In his first ever interview with BBC Persian TV last week, Israeli PM Binyamin Netanyahu warned against a nuclear-armed Iran and encouraged the Iranian public to overthrow their oppressive regime. In the midst of his remarks geared toward a younger audience presumably hungry for freedom, he made the analogous statement, “If the people of Iran were free they could wear blue jeans, listen to Western music and have free elections.” Some snarky Iranians took to Twitter to smartmouth Netanyahu’s ignorance. Sure, their women are expected to “preserve hijab and morality” — but somewhere in the midst of oppression, these folks own denim, gah!
Instead of latching on to the story of an Israeli PM using what was, perhaps, his only opportunity to speak directly to the Iranian people to advocate a fight for freedom supported by tens of thousands of Iranians, the Internet jumped on #IranJeans and joined in the joke. Forget the Iranian government’s massive human rights abuses against their own people. (After all, Obama did.) Netanyahu dared to assert that the Persians can’t wear jeans. That’s as funny as the time Winston Churchill asserted that the Hitler Youth didn’t want to burn all those books. Are you kidding? They loved the roar of the campfire as they mocked those stupid Jews! #burnbooks #stupidJuden
In what was, perhaps, the most intellectually flatulent response to the story, Max Fisher, writing for the Washington Post, eloquently scoffed, “The elections might not be so free, and some Western music is officially banned, if generally tolerated. But Iranians do wear jeans — as a great many of them pointed out by posting photos of themselves in denim online, often with a message deriding the Israeli leader for his ignorance.” Gawd, he doesn’t know they wear Levi’s? How gauche!

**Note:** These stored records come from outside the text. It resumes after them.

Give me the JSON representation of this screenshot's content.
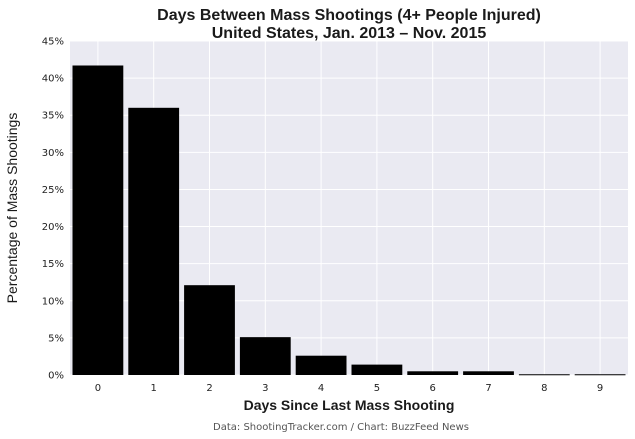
{
  "chart_data": {
    "type": "bar",
    "title": [
      "Days Between Mass Shootings (4+ People Injured)",
      "United States, Jan. 2013 – Nov. 2015"
    ],
    "xlabel": "Days Since Last Mass Shooting",
    "ylabel": "Percentage of Mass Shootings",
    "categories": [
      "0",
      "1",
      "2",
      "3",
      "4",
      "5",
      "6",
      "7",
      "8",
      "9"
    ],
    "values": [
      41.7,
      36.0,
      12.1,
      5.1,
      2.6,
      1.4,
      0.5,
      0.5,
      0.1,
      0.1
    ],
    "ylim": [
      0,
      45
    ],
    "yticks": [
      0,
      5,
      10,
      15,
      20,
      25,
      30,
      35,
      40,
      45
    ],
    "ytick_labels": [
      "0%",
      "5%",
      "10%",
      "15%",
      "20%",
      "25%",
      "30%",
      "35%",
      "40%",
      "45%"
    ],
    "grid": true,
    "background_color": "#eaeaf2",
    "bar_color": "#000000",
    "source": "Data: ShootingTracker.com / Chart: BuzzFeed News"
  }
}
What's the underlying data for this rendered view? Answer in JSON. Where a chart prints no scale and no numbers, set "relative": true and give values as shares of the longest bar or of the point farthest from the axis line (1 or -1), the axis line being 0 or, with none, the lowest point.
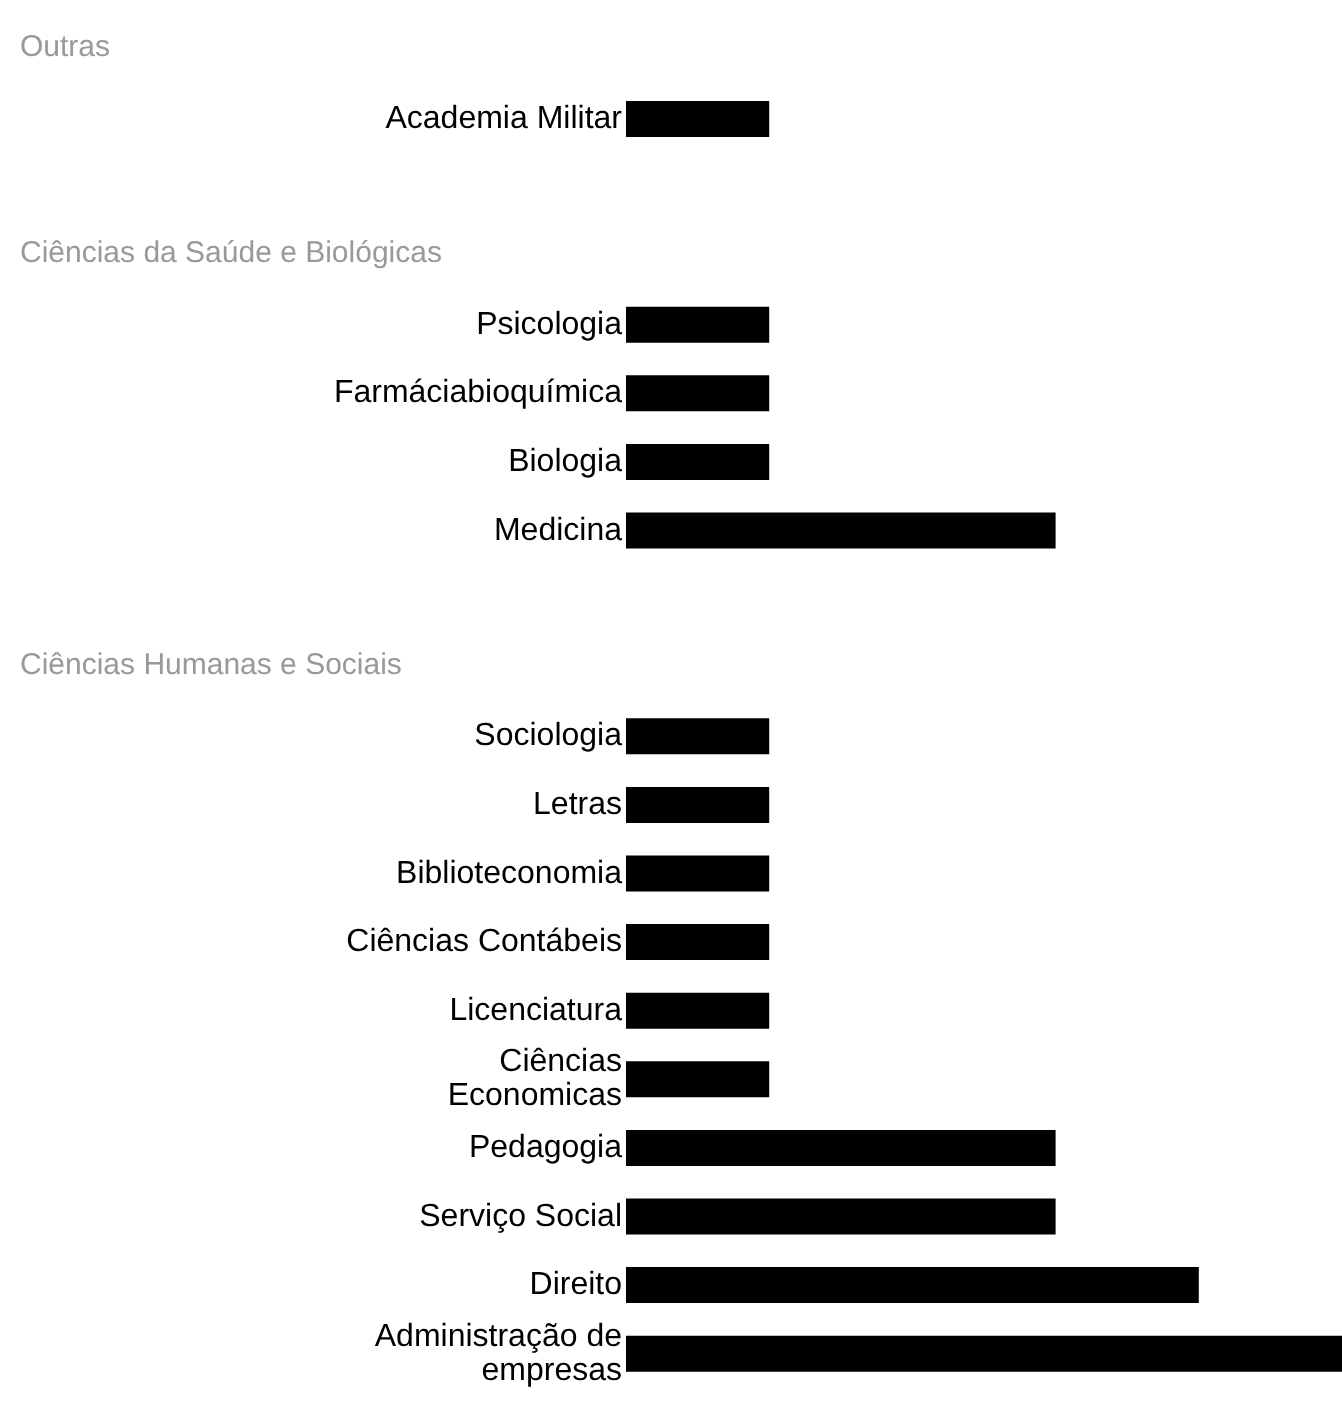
{
  "chart_data": {
    "type": "bar",
    "orientation": "horizontal",
    "relative": true,
    "categories": [
      null,
      "Academia Militar",
      null,
      null,
      "Psicologia",
      "Farmáciabioquímica",
      "Biologia",
      "Medicina",
      null,
      null,
      "Sociologia",
      "Letras",
      "Biblioteconomia",
      "Ciências Contábeis",
      "Licenciatura",
      "Ciências\nEconomicas",
      "Pedagogia",
      "Serviço Social",
      "Direito",
      "Administração de\nempresas"
    ],
    "values": [
      null,
      0.2,
      null,
      null,
      0.2,
      0.2,
      0.2,
      0.6,
      null,
      null,
      0.2,
      0.2,
      0.2,
      0.2,
      0.2,
      0.2,
      0.6,
      0.6,
      0.8,
      1
    ],
    "color": "#000000",
    "annotations": [
      "Outras",
      "Ciências da Saúde e Biológicas",
      "Ciências Humanas e Sociais"
    ]
  }
}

To Fisher, “the Islamic Republic has some of the world’s worst civil rights, but it is a far cry from Pyongyang’s style of rule, and is not peopled with 78 million Iranians just waiting to be liberated.” Netanyahu’s clarion call to the Persians to fight for their freedom could, therefore, only be seen as incendiary by a public so free they could sneak on to their government-banned Wi-Fi to hashtag pictures of denim-laden closets via Twitter.
Fisher’s hard-hitting, in-depth analysis didn’t end there. He concluded with, “It’s a telling little irony that, when Netanyahu criticized Iran’s severe restriction of civil liberties, it led Iranians not to criticize their government but Israel’s — and to do it using the very social networks, such as Facebook, that are banned by Tehran.” The only telling thing is that an entire generation raised with bedside copies of the Protocols thinks the purpose of banned social media is to mock the evil Jew for telling them they deserve to be free.
Of course, in the era of Russian negotiated pseudo-peace with Syria (weapons that give you headaches, bad; weapons that kill you outright, good), when an Iranian leader’s Holocaust distortion is a reason to believe in peace, the popular kids will take every opportunity to pounce on the one world leader willing to call it like it is. Netanyahu’s faux pas had nothing to do with jeans and everything to do with the fact that he is the only and most powerful world leader to openly pronounce that the emperor has no clothes.